La excusa la encontraron en la defensa del feminismo de esta secta. No solamente vivían en igualdad de condiciones con las mujeres en Ménilmontant sino que además defendían la igualdad de derechos civiles y la libertad sexual de la mujer. La asociación de la idea de mujer libre a mujer pública fue lo que llevó al comisario de Belleville, llamado Maigret, como el famoso comisario de novela negra, a irrumpir en Ménilmontant con cien soldados y detener a cuatro cabecillas en 1832.
Ahí acabó la aventura, pero no el influjo de Saint-Simon. Los mejores ingenieros, banqueros, periodistas y políticos del último tercio del siglo XIX fueron saintsimonianos. La primer mujer que obtuvo el bachillerato en Francia, lo consiguió en 1861 gracias al apoyo de ellos.

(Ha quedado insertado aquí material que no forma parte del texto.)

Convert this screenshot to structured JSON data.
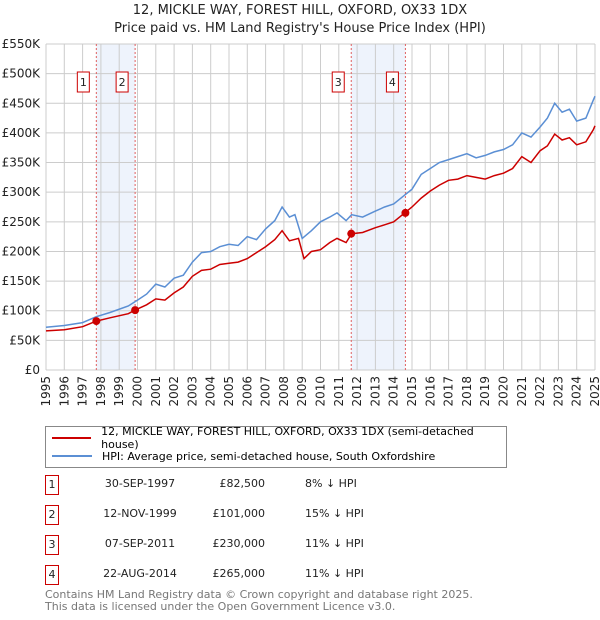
{
  "chart_data": {
    "type": "line",
    "title": "12, MICKLE WAY, FOREST HILL, OXFORD, OX33 1DX",
    "subtitle": "Price paid vs. HM Land Registry's House Price Index (HPI)",
    "xlim": [
      1995,
      2025
    ],
    "ylim": [
      0,
      550000
    ],
    "yticks": [
      0,
      50000,
      100000,
      150000,
      200000,
      250000,
      300000,
      350000,
      400000,
      450000,
      500000,
      550000
    ],
    "ytick_labels": [
      "£0",
      "£50K",
      "£100K",
      "£150K",
      "£200K",
      "£250K",
      "£300K",
      "£350K",
      "£400K",
      "£450K",
      "£500K",
      "£550K"
    ],
    "xticks": [
      "1995",
      "1996",
      "1997",
      "1998",
      "1999",
      "2000",
      "2001",
      "2002",
      "2003",
      "2004",
      "2005",
      "2006",
      "2007",
      "2008",
      "2009",
      "2010",
      "2011",
      "2012",
      "2013",
      "2014",
      "2015",
      "2016",
      "2017",
      "2018",
      "2019",
      "2020",
      "2021",
      "2022",
      "2023",
      "2024",
      "2025"
    ],
    "grid": true,
    "series": [
      {
        "name": "12, MICKLE WAY, FOREST HILL, OXFORD, OX33 1DX (semi-detached house)",
        "color": "#cc0000",
        "x": [
          1995,
          1996,
          1997,
          1997.75,
          1998.5,
          1999.5,
          1999.87,
          2000.5,
          2001,
          2001.5,
          2002,
          2002.5,
          2003,
          2003.5,
          2004,
          2004.5,
          2005,
          2005.5,
          2006,
          2006.5,
          2007,
          2007.5,
          2007.9,
          2008.3,
          2008.8,
          2009.1,
          2009.5,
          2010,
          2010.5,
          2010.9,
          2011.4,
          2011.7,
          2012.3,
          2013,
          2013.5,
          2014,
          2014.6,
          2015,
          2015.5,
          2016,
          2016.5,
          2017,
          2017.5,
          2018,
          2018.5,
          2019,
          2019.5,
          2020,
          2020.5,
          2021,
          2021.5,
          2022,
          2022.4,
          2022.8,
          2023.2,
          2023.6,
          2024,
          2024.5,
          2024.9,
          2025
        ],
        "y": [
          66000,
          68000,
          73000,
          82500,
          88000,
          95000,
          101000,
          110000,
          120000,
          118000,
          130000,
          140000,
          158000,
          168000,
          170000,
          178000,
          180000,
          182000,
          188000,
          198000,
          208000,
          220000,
          235000,
          218000,
          222000,
          188000,
          200000,
          203000,
          215000,
          222000,
          215000,
          230000,
          232000,
          240000,
          245000,
          250000,
          265000,
          275000,
          290000,
          302000,
          312000,
          320000,
          322000,
          328000,
          325000,
          322000,
          328000,
          332000,
          340000,
          360000,
          350000,
          370000,
          378000,
          398000,
          388000,
          392000,
          380000,
          385000,
          405000,
          412000
        ]
      },
      {
        "name": "HPI: Average price, semi-detached house, South Oxfordshire",
        "color": "#5b8fd4",
        "x": [
          1995,
          1996,
          1997,
          1997.75,
          1998.5,
          1999.5,
          2000,
          2000.5,
          2001,
          2001.5,
          2002,
          2002.5,
          2003,
          2003.5,
          2004,
          2004.5,
          2005,
          2005.5,
          2006,
          2006.5,
          2007,
          2007.5,
          2007.9,
          2008.3,
          2008.6,
          2009.0,
          2009.5,
          2010,
          2010.5,
          2010.9,
          2011.4,
          2011.7,
          2012.3,
          2013,
          2013.5,
          2014,
          2014.6,
          2015,
          2015.5,
          2016,
          2016.5,
          2017,
          2017.5,
          2018,
          2018.5,
          2019,
          2019.5,
          2020,
          2020.5,
          2021,
          2021.5,
          2022,
          2022.4,
          2022.8,
          2023.2,
          2023.6,
          2024,
          2024.5,
          2024.9,
          2025
        ],
        "y": [
          72000,
          75000,
          80000,
          90000,
          97000,
          108000,
          118000,
          128000,
          145000,
          140000,
          155000,
          160000,
          182000,
          198000,
          200000,
          208000,
          212000,
          210000,
          225000,
          220000,
          238000,
          252000,
          275000,
          258000,
          262000,
          222000,
          235000,
          250000,
          258000,
          265000,
          252000,
          262000,
          258000,
          268000,
          275000,
          280000,
          295000,
          305000,
          330000,
          340000,
          350000,
          355000,
          360000,
          365000,
          358000,
          362000,
          368000,
          372000,
          380000,
          400000,
          393000,
          410000,
          425000,
          450000,
          435000,
          440000,
          420000,
          425000,
          455000,
          462000
        ]
      }
    ],
    "annotations": [
      {
        "label": "1",
        "x": 1997.75,
        "y": 82500
      },
      {
        "label": "2",
        "x": 1999.87,
        "y": 101000
      },
      {
        "label": "3",
        "x": 2011.68,
        "y": 230000
      },
      {
        "label": "4",
        "x": 2014.64,
        "y": 265000
      }
    ]
  },
  "header": {
    "title": "12, MICKLE WAY, FOREST HILL, OXFORD, OX33 1DX",
    "subtitle": "Price paid vs. HM Land Registry's House Price Index (HPI)"
  },
  "legend": [
    {
      "label": "12, MICKLE WAY, FOREST HILL, OXFORD, OX33 1DX (semi-detached house)",
      "color": "#cc0000"
    },
    {
      "label": "HPI: Average price, semi-detached house, South Oxfordshire",
      "color": "#5b8fd4"
    }
  ],
  "sales": [
    {
      "num": "1",
      "date": "30-SEP-1997",
      "price": "£82,500",
      "hpi": "8% ↓ HPI"
    },
    {
      "num": "2",
      "date": "12-NOV-1999",
      "price": "£101,000",
      "hpi": "15% ↓ HPI"
    },
    {
      "num": "3",
      "date": "07-SEP-2011",
      "price": "£230,000",
      "hpi": "11% ↓ HPI"
    },
    {
      "num": "4",
      "date": "22-AUG-2014",
      "price": "£265,000",
      "hpi": "11% ↓ HPI"
    }
  ],
  "footer": {
    "line1": "Contains HM Land Registry data © Crown copyright and database right 2025.",
    "line2": "This data is licensed under the Open Government Licence v3.0."
  }
}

A pesar de luchar contra el individualismo ideológico, su búsqueda individual les permitió encumbrarse en puestos de relevancia y fomentar las grandes infraestructuras públicas internacionales, financiadas por una potente banca y alimentadas por el mercado libre, como el Canal de Suez, o el sueño de Michel Chevalier: el ferrocarril transeuropeo. Fue, probablemente, el origen del socialismo mercantilista que domina la Europa actual, inviable sin iniciativa individual, como la que llevó a sus fundadores a establecerse en Ménilmontant o a ayudar a una periodista económica a estudiar bachillerato.